Abstract: Over the last few years, convolutional neural networks (CNN) have risen in popularity, especially in the area of computer vision. Many mobile applications running on smartphones and wearable devices would potentially benefit from the new opportunities enabled by deep learning techniques. However, CNNs are by nature computationally and memory intensive, making them challenging to deploy on a mobile device.
This workshop explains how to practically bring the power of convolutional neural networks and deep learning to memory and power-constrained devices like smartphones. You will learn various strategies to circumvent obstacles and build mobile-friendly shallow CNN architectures that significantly reduce the memory footprint and therefore make them easier to store on a smartphone; The workshop also dives into how to use a family of model compression techniques to prune the network size for live image processing, enabling you to build a CNN version optimized for inference on mobile devices. Along the way, you will learn practical strategies to preprocess your data in a manner that makes the models more efficient in the real world.
Following a step by step example of building an iOS deep learning app, we will discuss tips and tricks, speed and accuracy trade-offs, and benchmarks on different hardware to demonstrate how to get started developing your own deep learning application suitable for deployment on storage- and power-constrained mobile devices. You can also apply similar techniques to make deep neural nets more efficient when deploying in a regular cloud-based production environment, thus reducing the number of GPUs required and optimizing on cost.

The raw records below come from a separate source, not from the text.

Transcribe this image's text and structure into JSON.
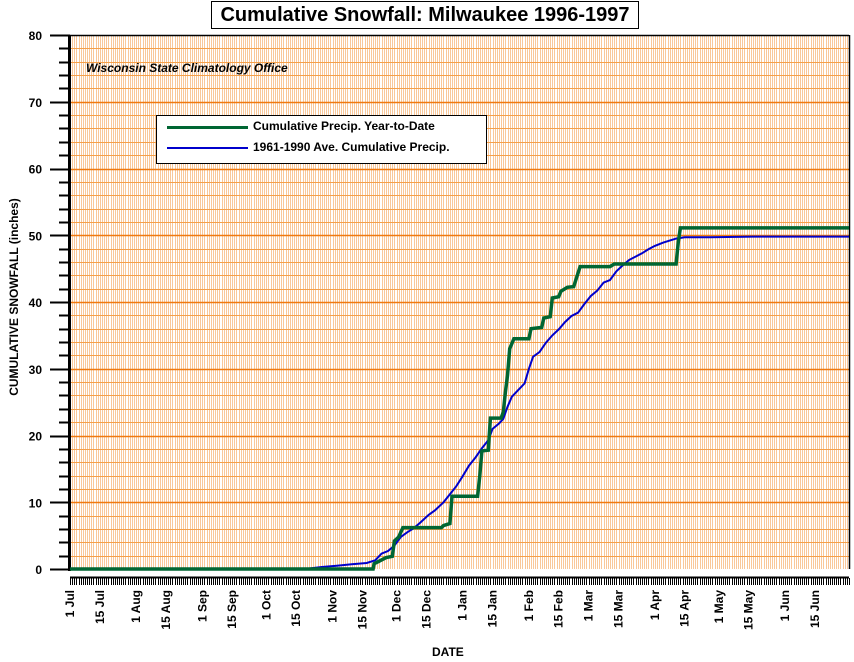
{
  "chart_data": {
    "type": "line",
    "title": "Cumulative Snowfall: Milwaukee 1996-1997",
    "subtitle": "Wisconsin State Climatology Office",
    "xlabel": "DATE",
    "ylabel": "CUMULATIVE SNOWFALL (inches)",
    "ylim": [
      0,
      80
    ],
    "yticks": [
      0,
      10,
      20,
      30,
      40,
      50,
      60,
      70,
      80
    ],
    "x_unit": "days since 1 Jul 1996",
    "xlim": [
      0,
      365
    ],
    "xticks": [
      {
        "day": 0,
        "label": "1 Jul"
      },
      {
        "day": 14,
        "label": "15 Jul"
      },
      {
        "day": 31,
        "label": "1 Aug"
      },
      {
        "day": 45,
        "label": "15 Aug"
      },
      {
        "day": 62,
        "label": "1 Sep"
      },
      {
        "day": 76,
        "label": "15 Sep"
      },
      {
        "day": 92,
        "label": "1 Oct"
      },
      {
        "day": 106,
        "label": "15 Oct"
      },
      {
        "day": 123,
        "label": "1 Nov"
      },
      {
        "day": 137,
        "label": "15 Nov"
      },
      {
        "day": 153,
        "label": "1 Dec"
      },
      {
        "day": 167,
        "label": "15 Dec"
      },
      {
        "day": 184,
        "label": "1 Jan"
      },
      {
        "day": 198,
        "label": "15 Jan"
      },
      {
        "day": 215,
        "label": "1 Feb"
      },
      {
        "day": 229,
        "label": "15 Feb"
      },
      {
        "day": 243,
        "label": "1 Mar"
      },
      {
        "day": 257,
        "label": "15 Mar"
      },
      {
        "day": 274,
        "label": "1 Apr"
      },
      {
        "day": 288,
        "label": "15 Apr"
      },
      {
        "day": 304,
        "label": "1 May"
      },
      {
        "day": 318,
        "label": "15 May"
      },
      {
        "day": 335,
        "label": "1 Jun"
      },
      {
        "day": 349,
        "label": "15 Jun"
      }
    ],
    "grid": true,
    "legend_position": "top-left",
    "series": [
      {
        "name": "Cumulative Precip. Year-to-Date",
        "color": "#006633",
        "step": true,
        "points": [
          [
            0,
            0
          ],
          [
            142,
            0
          ],
          [
            142.5,
            0.8
          ],
          [
            145,
            1.2
          ],
          [
            148,
            1.7
          ],
          [
            151,
            1.9
          ],
          [
            152,
            4.2
          ],
          [
            154,
            4.8
          ],
          [
            156,
            6.2
          ],
          [
            174,
            6.2
          ],
          [
            175,
            6.5
          ],
          [
            178,
            6.8
          ],
          [
            179,
            10.9
          ],
          [
            191,
            10.9
          ],
          [
            192,
            14
          ],
          [
            193,
            17.7
          ],
          [
            196,
            17.8
          ],
          [
            197,
            22.6
          ],
          [
            202,
            22.6
          ],
          [
            203,
            23.5
          ],
          [
            204,
            26.5
          ],
          [
            205,
            29
          ],
          [
            206,
            33
          ],
          [
            208,
            34.5
          ],
          [
            215,
            34.5
          ],
          [
            216,
            36
          ],
          [
            221,
            36.2
          ],
          [
            222,
            37.6
          ],
          [
            225,
            37.8
          ],
          [
            226,
            40.6
          ],
          [
            229,
            40.8
          ],
          [
            230,
            41.6
          ],
          [
            233,
            42.2
          ],
          [
            236,
            42.3
          ],
          [
            239,
            45.3
          ],
          [
            253,
            45.3
          ],
          [
            255,
            45.7
          ],
          [
            284,
            45.7
          ],
          [
            285,
            49
          ],
          [
            286,
            51.1
          ],
          [
            365,
            51.1
          ]
        ]
      },
      {
        "name": "1961-1990 Ave. Cumulative Precip.",
        "color": "#0000cc",
        "step": false,
        "points": [
          [
            0,
            0
          ],
          [
            110,
            0
          ],
          [
            118,
            0.3
          ],
          [
            125,
            0.5
          ],
          [
            132,
            0.7
          ],
          [
            139,
            0.9
          ],
          [
            143,
            1.3
          ],
          [
            146,
            2.3
          ],
          [
            149,
            2.7
          ],
          [
            152,
            3.5
          ],
          [
            155,
            4.8
          ],
          [
            158,
            5.5
          ],
          [
            161,
            6.1
          ],
          [
            164,
            6.9
          ],
          [
            168,
            8.1
          ],
          [
            171,
            8.8
          ],
          [
            175,
            10
          ],
          [
            178,
            11.2
          ],
          [
            181,
            12.4
          ],
          [
            184,
            13.9
          ],
          [
            187,
            15.5
          ],
          [
            190,
            16.7
          ],
          [
            193,
            18.1
          ],
          [
            196,
            19.3
          ],
          [
            198,
            21
          ],
          [
            201,
            21.8
          ],
          [
            203,
            22.5
          ],
          [
            205,
            24.3
          ],
          [
            207,
            25.8
          ],
          [
            210,
            26.8
          ],
          [
            213,
            27.8
          ],
          [
            215,
            30
          ],
          [
            217,
            31.8
          ],
          [
            220,
            32.5
          ],
          [
            223,
            33.9
          ],
          [
            226,
            35
          ],
          [
            229,
            35.9
          ],
          [
            232,
            37
          ],
          [
            235,
            37.9
          ],
          [
            238,
            38.4
          ],
          [
            241,
            39.7
          ],
          [
            244,
            40.9
          ],
          [
            247,
            41.7
          ],
          [
            250,
            42.9
          ],
          [
            253,
            43.3
          ],
          [
            256,
            44.6
          ],
          [
            259,
            45.5
          ],
          [
            262,
            46.3
          ],
          [
            265,
            46.8
          ],
          [
            268,
            47.3
          ],
          [
            271,
            47.9
          ],
          [
            274,
            48.4
          ],
          [
            278,
            48.9
          ],
          [
            281,
            49.2
          ],
          [
            284,
            49.5
          ],
          [
            288,
            49.7
          ],
          [
            300,
            49.7
          ],
          [
            320,
            49.8
          ],
          [
            365,
            49.8
          ]
        ]
      }
    ]
  }
}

Bio: Siddha Ganju is an Architect at Nvidia where she is working on the Self-Driving initiative and co-author of the upcoming book, ‘Practical Deep Learning for Cloud and Mobile’. She was previously at Deep Vision where she worked on developing and deploying deep learning models on resource constraint edge devices. She graduated from Carnegie Mellon University with a Master's in Computational Data Science. Her prior work ranges from Visual Question Answering to Generative Adversarial Networks to gathering insights from CERN's petabyte scale data and has been published at top tier conferences like CVPR and NIPS. She is a frequent speaker at AI conferences and is a NASA AI Advisor.